Yesterday, by accident, I found myself swallowed whole by a drug-crime documentary about something called
Operation Odessa -- the tale, among other things, of a mobster who brokered an attempt to sell a Russian submarine to the Colombian Cali drug cartel as a better way to ship cocaine ... a lot of cocaine.
I couldn't quite keep all the players straight in my mind, but I was fascinated by the untold riches and powers of the men involved in this criminal enterprise: What does anyone do when they have all the money they want -- and then some -- and all the power they want -- and then some ... I mean, when you've got everything you want, what's left? Licit or illicit, the question remains the same. What's left? What resting place or whatever?
Based on the television show I couldn't bring myself to turn off, it seems that the only thing left is to brag on yourself in a documentary. But what does that accomplish? Is that enough? Perhaps so. Perhaps not.
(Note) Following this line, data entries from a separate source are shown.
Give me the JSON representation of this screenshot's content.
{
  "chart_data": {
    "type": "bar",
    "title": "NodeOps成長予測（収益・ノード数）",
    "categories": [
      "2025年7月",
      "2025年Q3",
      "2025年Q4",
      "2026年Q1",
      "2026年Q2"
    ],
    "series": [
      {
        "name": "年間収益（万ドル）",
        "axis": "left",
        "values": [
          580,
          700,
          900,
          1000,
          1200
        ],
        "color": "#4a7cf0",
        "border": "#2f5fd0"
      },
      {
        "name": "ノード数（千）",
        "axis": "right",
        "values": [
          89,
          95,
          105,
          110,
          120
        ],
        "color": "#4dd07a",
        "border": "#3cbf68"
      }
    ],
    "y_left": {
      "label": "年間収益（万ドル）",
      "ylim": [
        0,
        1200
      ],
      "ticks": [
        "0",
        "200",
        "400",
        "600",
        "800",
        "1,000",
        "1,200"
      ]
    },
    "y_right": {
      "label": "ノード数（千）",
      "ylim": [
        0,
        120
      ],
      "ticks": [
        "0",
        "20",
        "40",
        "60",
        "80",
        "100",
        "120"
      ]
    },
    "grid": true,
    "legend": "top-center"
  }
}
As I watched these meaty men detailing their dealings, the lines blurred between their criminality and the legality of the bankers and brokers you might see in public life. It all rose above anything that might be called moral or immoral. Think of it: If you've got everything, what, precisely have you got?
Cars, bank accounts, private jets, the occasional killing, sex, marriage, kids ... E-V-E-R-Y-T-H-I-N-G. Some of these king-pins in South America sent cards to law enforcement officers in Miami ... Where are you guys? We miss you. Haven't seen you around.
The deals and the size of the deals was dizzying. And still the question nagged, whether it was a question for Donald Trump or for a man who made millions the way the rest of us might pick up a dime on the sidewalk: What do you have when you have everything. What meat is left on the I've-got-everything bone when you've got everything?
The documentary ingested me. It did not detail any deeper satisfaction or joy. Is "more" enough when you already have more? I didn't feel disapprovingly tch-tch about it all. I seriously wondered. Would anyone love God if they already
were God (in a manner of speaking)? Is bragging on yourself a place of rest and ease and satisfaction? Stamp-collecting, maybe, or dog-handling, tuna fishing, portraiture ... something?
I was happy when the documentary ended. I felt like a wet wash cloth that had been forcibly wrung out. Drained. Not exactly wet but not exactly dry. Wouldn't you think that anyone who expended so much effort would have a goal to achieve, something that would fulfill some deep-seated desire, some ahhhhhh?
Oh well ... I'm not sure if the weird-shit-o-meter belongs to me or belongs to them ... or both.